# CS6910 Assignment-1

by
- Akansh Maurya (CS22Z003)
- Tejoram Vivekanandan (EE22Z001)

### Question 1: Loading and ploting the dataset

In [21]:
from keras.datasets import fashion_mnist
from sklearn.model_selection import train_test_split
import pandas as pd
dataset= fashion_mnist.load_data()
(X_train_and_validation, y_train_and_validation), (X_test, y_test) = dataset
X_train, X_validation, y_train, y_validation = train_test_split(X_train_and_validation, y_train_and_validation, test_size=0.1, random_state=42)
X_train = (X_train/255.0).astype(np.float32)
X_validation = (X_validation/255.0).astype(np.float32)
X_test = (X_test/255.0).astype(np.float32)

In [22]:
print("Train Dataset Shape: ", X_train.shape)
print("Train Target Vector Shape: ", y_train.shape) 
print("Test Dataset Shape:", X_test.shape)
print("Test Target Vector Shape", y_test.shape)
print("Validation Dataset Shape:", X_validation.shape)
print("Validation Target Vector Shape", y_validation.shape)
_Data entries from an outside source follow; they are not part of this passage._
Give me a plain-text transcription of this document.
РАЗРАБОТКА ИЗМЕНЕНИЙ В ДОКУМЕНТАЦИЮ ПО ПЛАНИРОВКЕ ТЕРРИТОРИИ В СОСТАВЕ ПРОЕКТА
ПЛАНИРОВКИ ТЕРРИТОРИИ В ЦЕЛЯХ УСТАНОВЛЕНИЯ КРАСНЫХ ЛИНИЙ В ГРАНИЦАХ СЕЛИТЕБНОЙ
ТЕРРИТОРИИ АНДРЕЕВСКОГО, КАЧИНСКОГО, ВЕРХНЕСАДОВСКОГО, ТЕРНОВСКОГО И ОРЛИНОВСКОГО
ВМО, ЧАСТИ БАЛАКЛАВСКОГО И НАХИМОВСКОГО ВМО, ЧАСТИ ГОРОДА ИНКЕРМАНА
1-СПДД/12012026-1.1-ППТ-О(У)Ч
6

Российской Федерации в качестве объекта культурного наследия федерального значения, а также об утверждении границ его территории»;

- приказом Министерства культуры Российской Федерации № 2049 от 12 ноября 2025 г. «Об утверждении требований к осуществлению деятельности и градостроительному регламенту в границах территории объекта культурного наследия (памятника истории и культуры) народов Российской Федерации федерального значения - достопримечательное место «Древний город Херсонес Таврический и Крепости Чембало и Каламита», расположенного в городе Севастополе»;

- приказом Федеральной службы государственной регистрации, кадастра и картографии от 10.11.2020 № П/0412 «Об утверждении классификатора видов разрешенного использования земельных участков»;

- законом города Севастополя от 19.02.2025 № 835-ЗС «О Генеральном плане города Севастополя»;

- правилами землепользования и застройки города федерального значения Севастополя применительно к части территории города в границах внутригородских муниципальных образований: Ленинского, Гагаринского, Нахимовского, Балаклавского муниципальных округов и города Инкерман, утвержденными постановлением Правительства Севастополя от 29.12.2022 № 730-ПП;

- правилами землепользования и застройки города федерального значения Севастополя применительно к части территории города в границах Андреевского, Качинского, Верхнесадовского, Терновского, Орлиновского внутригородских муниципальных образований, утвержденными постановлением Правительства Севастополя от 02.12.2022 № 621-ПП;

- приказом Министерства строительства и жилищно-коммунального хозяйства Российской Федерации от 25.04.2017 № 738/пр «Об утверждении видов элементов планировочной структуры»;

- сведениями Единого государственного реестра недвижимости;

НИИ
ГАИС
Train Dataset Shape:  (54000, 28, 28)
Train Target Vector Shape:  (54000,)
Test Dataset Shape: (10000, 28, 28)
Test Target Vector Shape (10000,)
Validation Dataset Shape: (6000, 28, 28)
Validation Target Vector Shape (6000,)


### Question 2
Implement a feedforward neural network

In [23]:
import numpy as np

In [24]:
from tqdm.auto import tqdm

In [34]:
class DeepNeuralNetwork():
  def __init__(self,epochs,num_input_nodes, hidden_layers,num_output_nodes, lr, weight_decay, optimizer, batch_size, w_initial, activation_function = 'sigmoid', loss_type = 'cross_entropy'):
    self.epochs = epochs
    self.lr = lr 
    self.weight_decay = weight_decay
    self.optimizer = optimizer
    self.optimizer.lr = self.lr      
    self.batch_size = batch_size
    self.num_input_nodes = num_input_nodes
    self.hidden_layers = hidden_layers
    self.num_output_nodes = num_output_nodes
    self.loss_type = loss_type
    #Activation function
    self.activation_function = self.activation(activation_function)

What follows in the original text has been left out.